A stucco house that was once controversial when it was built on Bay Street in Sag Harbor in 1995 will be replaced with a more traditional looking one. STEPHEN J. KOTZ

A rendering of the house proposed for 127 Bay Street in Sag Harbor. COURTESY B+M STUDIO ARCHITECTURE

A rendering of the house proposed for 127 Bay Street in Sag Harbor. COURTESY B+M STUDIO ARCHITECTURE

authorStephen J. Kotz on Mar 19, 2025

A Federal-style house on Bay Street that was controversial when it was brought before the Sag Harbor Village Board of Historic Preservation and Architectural Review in 1995 will be replaced by a large traditional house that may prove to be just as controversial.

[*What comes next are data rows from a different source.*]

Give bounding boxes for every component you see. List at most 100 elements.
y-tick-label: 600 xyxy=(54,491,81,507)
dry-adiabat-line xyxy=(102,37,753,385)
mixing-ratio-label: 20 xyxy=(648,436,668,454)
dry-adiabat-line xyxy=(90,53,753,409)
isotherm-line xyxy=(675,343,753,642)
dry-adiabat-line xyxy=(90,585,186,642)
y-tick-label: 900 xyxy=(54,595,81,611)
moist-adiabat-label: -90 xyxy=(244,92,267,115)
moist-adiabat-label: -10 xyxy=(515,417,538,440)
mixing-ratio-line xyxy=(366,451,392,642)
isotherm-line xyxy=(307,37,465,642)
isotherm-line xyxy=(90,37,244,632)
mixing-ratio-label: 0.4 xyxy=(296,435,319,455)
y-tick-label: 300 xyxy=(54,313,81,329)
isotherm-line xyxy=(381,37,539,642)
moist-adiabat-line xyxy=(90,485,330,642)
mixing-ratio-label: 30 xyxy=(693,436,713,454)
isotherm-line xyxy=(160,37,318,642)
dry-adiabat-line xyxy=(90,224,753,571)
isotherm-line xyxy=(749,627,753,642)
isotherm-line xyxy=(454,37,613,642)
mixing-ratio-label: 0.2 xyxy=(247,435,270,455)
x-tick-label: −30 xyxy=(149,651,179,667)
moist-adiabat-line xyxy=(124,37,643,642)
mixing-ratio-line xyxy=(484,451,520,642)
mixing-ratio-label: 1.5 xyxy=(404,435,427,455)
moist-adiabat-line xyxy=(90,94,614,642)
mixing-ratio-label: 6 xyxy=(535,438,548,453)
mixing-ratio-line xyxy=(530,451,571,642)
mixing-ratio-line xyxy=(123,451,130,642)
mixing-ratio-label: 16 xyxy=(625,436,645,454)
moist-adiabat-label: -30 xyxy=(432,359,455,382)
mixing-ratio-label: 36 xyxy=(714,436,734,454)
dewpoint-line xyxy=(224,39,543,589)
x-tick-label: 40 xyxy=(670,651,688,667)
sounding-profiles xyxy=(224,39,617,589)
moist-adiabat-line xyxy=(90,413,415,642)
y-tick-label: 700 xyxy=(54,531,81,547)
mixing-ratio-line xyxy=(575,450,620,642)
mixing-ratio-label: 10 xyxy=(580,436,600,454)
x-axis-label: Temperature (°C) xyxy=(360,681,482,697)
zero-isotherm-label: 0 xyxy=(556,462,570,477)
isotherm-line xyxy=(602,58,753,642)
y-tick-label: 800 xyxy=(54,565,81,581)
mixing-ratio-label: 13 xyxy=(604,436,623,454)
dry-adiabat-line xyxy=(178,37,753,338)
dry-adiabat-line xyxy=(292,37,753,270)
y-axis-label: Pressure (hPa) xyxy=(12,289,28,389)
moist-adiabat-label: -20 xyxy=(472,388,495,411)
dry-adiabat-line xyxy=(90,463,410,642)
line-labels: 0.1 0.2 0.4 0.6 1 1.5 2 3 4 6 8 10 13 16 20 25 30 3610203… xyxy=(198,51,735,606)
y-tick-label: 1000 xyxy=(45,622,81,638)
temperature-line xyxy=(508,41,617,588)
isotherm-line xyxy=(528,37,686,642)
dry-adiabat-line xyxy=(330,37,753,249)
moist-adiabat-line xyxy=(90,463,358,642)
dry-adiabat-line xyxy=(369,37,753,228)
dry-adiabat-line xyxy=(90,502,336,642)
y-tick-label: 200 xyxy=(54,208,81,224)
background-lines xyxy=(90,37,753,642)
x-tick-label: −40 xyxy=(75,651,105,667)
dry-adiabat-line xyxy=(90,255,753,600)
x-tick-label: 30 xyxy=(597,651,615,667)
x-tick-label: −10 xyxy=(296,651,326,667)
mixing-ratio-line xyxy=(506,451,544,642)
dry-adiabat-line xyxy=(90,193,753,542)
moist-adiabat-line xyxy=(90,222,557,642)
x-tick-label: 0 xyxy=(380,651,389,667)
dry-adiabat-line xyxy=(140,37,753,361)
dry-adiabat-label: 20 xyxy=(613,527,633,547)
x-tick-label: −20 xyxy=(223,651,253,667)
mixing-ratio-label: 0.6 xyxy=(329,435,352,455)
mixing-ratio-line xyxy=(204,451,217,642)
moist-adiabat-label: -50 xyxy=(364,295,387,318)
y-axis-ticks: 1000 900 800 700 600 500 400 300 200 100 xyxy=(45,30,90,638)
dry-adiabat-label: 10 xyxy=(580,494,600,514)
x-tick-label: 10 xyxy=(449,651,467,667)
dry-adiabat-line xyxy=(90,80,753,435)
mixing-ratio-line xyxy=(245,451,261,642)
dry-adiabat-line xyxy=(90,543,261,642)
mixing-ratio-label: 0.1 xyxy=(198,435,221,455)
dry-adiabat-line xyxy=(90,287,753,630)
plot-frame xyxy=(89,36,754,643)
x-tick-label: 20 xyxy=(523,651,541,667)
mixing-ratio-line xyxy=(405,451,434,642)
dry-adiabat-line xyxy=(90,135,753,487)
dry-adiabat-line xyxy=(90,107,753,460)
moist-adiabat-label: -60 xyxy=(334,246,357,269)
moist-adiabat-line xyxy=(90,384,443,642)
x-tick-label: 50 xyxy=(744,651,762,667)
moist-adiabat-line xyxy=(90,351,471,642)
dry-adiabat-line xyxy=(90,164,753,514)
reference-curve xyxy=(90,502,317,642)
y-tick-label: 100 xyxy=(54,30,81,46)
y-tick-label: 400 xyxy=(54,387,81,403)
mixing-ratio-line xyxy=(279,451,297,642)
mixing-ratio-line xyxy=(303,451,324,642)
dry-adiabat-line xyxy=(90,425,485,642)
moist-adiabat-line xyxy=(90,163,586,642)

Richard Pantina, the property’s owner, wants to raze the gray stucco townhouse that the author and journalist Kenneth Love built three decades ago just west of the entrance to Havens Beach.

When Love proposed his house, critics said that while it reflected the design of some buildings in the village, including the L’Hommedieu house at the corner of Main Street and Bayview Avenue, it was out of place in that neighborhood.

Pantina has proposed a traditional house for the site, but one that would be much larger than many others in the neighborhood, in keeping with the trend of homeowners proposing ever larger houses.

Pantina’s architect, Mehran Talaie of Studio B+M Architecture of Hauppauge, first appeared before the board last fall, and he was asked to scale back his initial plans.

He said he had reduced the length of the house along the street from 102 to 89 feet and reduced the width from 37 feet to just under 28 feet. He said he had modified the design to be “more of a neighborhood-friendly version.”

But the board’s historic preservation consultant, Zach Studenroth, had his concerns.

He suggested the Mehran Talaie should do “a comparative presentation of what that neighborhood is,” adding, “That tends to be a street with more modest houses.”

Dave Harvey, the board’s architectural consultant, also had concerns. “It’s somewhat suburban in nature,” he said. “It doesn’t have the volume and massing of historic houses.”

He suggested that the existing house, once considered out of place, would be less out of place than the one now being proposed to replace it.

“It’s in the historic district, and it looks like it could be in Massapequa,” added board member Judith Long. “It’s just very suburban. We’d like something that looked like it was in Sag Harbor, not suburbia.”

“Sag Harbor has a unique look. People tell us it’s beautiful, they really like it — and then they come to us with a presentation that is not consistent with the character of Sag Harbor at all,” said the board’s chairman, Steve Williams, before the board tabled the discussion. “We are asking the architects and the owners to conform with the feeling that they fell in love with and to make it consistent, and not to do something that is alien to the area.”

Matt Ivans of Suffolk Environmental Consulting recalled that when Love built his house “it was neighbor versus neighbor.”

He said he would be willing to do an analysis to show how the proposed new house would blend in, but that he wasn’t sure it would sway the board’s opinion.

“To me, the best thing in the world for Bay Street is to get rid of that house,” he said.